The Santa Marina Stadium is a 5,000-capacity motorcycle stadium in the Lonigo, Italy. The stadium is situated in the southern part of Lonigo, which itself is 25km south of Vicenza. The stadium is affiliated to the Federazione Motociclistica Italiana and has a circumference of 334 metres.

== History ==
The Moto Club Lonigo had previously raced speedway at the Hippodrome Municipal Park from 1947 to 1972 before moving to a new site in nearby Monticello di Fara, Sarego.
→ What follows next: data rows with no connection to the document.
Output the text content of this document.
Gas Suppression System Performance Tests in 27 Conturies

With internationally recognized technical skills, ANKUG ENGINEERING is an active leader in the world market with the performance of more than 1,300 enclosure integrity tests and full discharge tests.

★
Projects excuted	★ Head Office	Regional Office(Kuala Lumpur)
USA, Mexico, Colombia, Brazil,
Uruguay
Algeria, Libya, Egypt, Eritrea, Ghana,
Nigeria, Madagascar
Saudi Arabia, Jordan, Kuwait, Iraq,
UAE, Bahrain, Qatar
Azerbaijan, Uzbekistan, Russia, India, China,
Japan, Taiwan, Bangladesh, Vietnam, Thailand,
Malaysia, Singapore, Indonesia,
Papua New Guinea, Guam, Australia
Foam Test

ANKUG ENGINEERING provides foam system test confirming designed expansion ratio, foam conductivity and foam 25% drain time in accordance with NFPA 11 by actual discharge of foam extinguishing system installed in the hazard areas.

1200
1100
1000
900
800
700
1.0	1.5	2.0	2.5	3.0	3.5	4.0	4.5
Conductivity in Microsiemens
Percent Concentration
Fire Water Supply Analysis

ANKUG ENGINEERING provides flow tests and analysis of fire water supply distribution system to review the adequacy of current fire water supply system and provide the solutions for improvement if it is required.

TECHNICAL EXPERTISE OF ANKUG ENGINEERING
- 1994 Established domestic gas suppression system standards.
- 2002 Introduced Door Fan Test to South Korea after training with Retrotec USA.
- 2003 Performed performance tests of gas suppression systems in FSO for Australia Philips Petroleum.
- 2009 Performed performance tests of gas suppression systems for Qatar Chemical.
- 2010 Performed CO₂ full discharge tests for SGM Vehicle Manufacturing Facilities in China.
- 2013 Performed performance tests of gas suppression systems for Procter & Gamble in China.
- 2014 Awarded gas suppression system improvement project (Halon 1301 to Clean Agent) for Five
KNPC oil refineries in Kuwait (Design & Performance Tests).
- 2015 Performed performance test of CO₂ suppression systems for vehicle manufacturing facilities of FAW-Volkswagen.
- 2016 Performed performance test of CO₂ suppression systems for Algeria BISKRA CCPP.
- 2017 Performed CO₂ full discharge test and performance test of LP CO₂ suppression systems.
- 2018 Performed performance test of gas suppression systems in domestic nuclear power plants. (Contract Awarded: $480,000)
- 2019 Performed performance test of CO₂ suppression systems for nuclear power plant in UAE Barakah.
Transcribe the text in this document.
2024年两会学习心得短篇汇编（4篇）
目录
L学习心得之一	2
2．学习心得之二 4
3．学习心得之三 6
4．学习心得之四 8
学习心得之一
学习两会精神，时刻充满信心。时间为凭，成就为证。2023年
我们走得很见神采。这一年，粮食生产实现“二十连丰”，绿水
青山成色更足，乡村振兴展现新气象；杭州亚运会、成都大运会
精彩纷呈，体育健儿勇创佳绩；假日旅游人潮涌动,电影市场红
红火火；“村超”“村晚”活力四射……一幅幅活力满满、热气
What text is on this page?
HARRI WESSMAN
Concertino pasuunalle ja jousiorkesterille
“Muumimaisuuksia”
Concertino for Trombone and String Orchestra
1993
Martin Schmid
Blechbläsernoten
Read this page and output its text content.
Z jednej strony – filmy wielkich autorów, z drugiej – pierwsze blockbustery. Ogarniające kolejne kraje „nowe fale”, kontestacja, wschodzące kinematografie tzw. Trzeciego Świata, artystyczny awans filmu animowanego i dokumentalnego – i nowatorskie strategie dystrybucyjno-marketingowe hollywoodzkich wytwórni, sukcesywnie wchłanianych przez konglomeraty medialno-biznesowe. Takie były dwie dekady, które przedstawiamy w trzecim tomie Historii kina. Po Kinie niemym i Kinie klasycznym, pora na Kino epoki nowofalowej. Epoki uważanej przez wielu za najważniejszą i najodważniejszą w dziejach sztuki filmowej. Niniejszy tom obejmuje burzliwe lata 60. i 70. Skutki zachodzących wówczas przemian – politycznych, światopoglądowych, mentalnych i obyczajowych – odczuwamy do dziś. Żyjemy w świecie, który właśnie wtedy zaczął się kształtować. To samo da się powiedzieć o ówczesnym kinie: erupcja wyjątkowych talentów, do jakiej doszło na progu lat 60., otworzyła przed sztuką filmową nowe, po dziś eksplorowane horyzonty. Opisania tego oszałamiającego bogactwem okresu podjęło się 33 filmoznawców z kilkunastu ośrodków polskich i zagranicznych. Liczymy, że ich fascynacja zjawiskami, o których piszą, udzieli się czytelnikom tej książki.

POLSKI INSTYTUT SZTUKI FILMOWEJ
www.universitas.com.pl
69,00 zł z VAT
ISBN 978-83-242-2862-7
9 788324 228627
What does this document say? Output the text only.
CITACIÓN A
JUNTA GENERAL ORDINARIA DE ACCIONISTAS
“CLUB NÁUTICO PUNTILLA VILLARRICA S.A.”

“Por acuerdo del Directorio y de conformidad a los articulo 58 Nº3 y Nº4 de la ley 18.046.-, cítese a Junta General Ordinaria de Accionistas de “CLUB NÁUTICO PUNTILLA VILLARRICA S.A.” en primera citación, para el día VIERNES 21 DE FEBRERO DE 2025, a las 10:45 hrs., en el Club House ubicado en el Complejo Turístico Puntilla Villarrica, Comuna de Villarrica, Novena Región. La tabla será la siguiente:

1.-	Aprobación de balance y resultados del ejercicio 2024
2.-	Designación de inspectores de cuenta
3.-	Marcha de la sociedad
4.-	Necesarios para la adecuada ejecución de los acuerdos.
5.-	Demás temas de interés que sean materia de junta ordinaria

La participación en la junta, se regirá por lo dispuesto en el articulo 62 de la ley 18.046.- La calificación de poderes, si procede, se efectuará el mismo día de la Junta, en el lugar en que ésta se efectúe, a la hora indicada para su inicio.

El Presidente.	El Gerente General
The track known as La Favorita, off the Via Julia Divisione, was only a temporary solution for the club because they wanted a facility that would meet international regulations. Work began on the Santa Marina Stadium and it opened on the on 12 June 1977, hosting the semi-finals of the 1977 Speedway World Pairs Championship. Although the Moto Club Lonigo moved to the new stadium in 1977, a new motorcycle club called MotoClub La Favorita Sarego was formed and they continued to race at La Favorita until 1982, when it was converted into a football facility for ASD La Favorita 93.

The Santa Marina stadium became the home of the World Championship round, known as the Speedway Grand Prix of Italy in 1996 and from 2005 to 2008. In addition it has hosted numerous major speedway events, including World and European qualifiers and the Italian Individual Speedway Championship.

In 2021, renovation costing in excess 280,000 euros took place in order to bring the stadium into line with regulatory adaptation that also allowed the venue to be used by other parties and not exclusively speedway and it also set a new capacity of 5,000 instead of 8,000.